The key to successfully navigating a police stop is to remember to “shut your mouth”. The requirement of the police advising a detained person of the Miranda Warning (“You have the right to remain silent …”) does not apply to traffic related investigations, including DWI. The investigating officer is going to be observing your appearance, your speech, your motor skills, your ability to follow simple directions, and your immediate surroundings (the inside of your vehicle).
During a traffic stop the officer is going to ask you questions, but he is not going to ever tell you that you don’t have to answer any of his questions. Some of the most common questions asked are “do you know why I stopped you” and “have you had anything to drink”. If the officer believes you’ve been drinking as the result of your driving, the officer is seeking to engage you in a conversation to confirm or reject the opinion he has already formed. He is going to evaluate your speech patterns, your ability to put together sensical on point answers, and your ability to comprehend simple directions. Don’t give him anything to work with–NEVER answer these questions with any answer other than “No”.
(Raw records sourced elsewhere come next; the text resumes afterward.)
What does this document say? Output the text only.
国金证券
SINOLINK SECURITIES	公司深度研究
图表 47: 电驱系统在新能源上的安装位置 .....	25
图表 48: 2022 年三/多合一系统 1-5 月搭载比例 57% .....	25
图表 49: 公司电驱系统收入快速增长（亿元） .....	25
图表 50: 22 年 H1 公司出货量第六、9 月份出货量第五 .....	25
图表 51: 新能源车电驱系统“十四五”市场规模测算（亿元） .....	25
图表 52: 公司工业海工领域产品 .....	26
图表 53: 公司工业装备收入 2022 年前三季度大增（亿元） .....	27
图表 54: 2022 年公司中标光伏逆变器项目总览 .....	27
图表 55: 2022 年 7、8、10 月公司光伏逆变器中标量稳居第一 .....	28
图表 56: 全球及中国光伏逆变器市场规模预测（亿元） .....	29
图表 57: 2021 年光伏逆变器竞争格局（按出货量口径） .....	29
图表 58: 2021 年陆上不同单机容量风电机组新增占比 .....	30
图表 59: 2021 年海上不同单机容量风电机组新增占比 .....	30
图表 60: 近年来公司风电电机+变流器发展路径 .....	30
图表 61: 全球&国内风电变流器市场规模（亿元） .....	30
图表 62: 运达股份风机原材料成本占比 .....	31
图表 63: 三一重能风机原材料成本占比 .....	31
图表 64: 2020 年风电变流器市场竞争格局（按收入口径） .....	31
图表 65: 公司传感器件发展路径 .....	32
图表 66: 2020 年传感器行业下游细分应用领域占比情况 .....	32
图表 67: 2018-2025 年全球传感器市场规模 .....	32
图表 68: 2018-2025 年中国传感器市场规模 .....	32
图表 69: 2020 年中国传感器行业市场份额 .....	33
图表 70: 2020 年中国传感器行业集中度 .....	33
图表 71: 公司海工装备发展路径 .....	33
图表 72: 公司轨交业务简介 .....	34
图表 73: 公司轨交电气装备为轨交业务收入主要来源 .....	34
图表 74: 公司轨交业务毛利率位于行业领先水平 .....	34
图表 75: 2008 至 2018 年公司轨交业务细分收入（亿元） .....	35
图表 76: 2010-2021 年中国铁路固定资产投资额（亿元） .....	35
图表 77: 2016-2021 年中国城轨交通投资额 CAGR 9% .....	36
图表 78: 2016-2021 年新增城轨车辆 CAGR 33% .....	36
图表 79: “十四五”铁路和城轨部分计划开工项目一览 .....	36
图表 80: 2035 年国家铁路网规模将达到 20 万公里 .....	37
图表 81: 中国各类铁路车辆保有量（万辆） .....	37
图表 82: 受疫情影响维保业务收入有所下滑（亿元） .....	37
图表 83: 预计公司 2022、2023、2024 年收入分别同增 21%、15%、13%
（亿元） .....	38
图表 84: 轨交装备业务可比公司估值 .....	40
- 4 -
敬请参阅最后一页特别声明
You must identify yourself if asked, but the easiest way to accomplish this requirement is to simply hand the officer your driver’s license or state issued ID and insurance verification. This is the limit of the “must answer” questions. If asked to confirm your address or DOB, simply point to it on on the DL/ID. If you feel you have to speak, limit your speech to very short sentences and phrases using very simple language.
Common sense tells you if you flatly refuse to communicate with the officer beyond identifying yourself you will significantly raise his suspicions and intensify the investigation. The easiest way to handle this situation is answer only those questions necessary to avoid further suspicion, but to do so in very short, simple answers. In my opinion based upon my experience as a police officer, it is very unlikely that an intoxicated person is going to slur “Yes” or “No”. The key is keep it simple and admit nothing.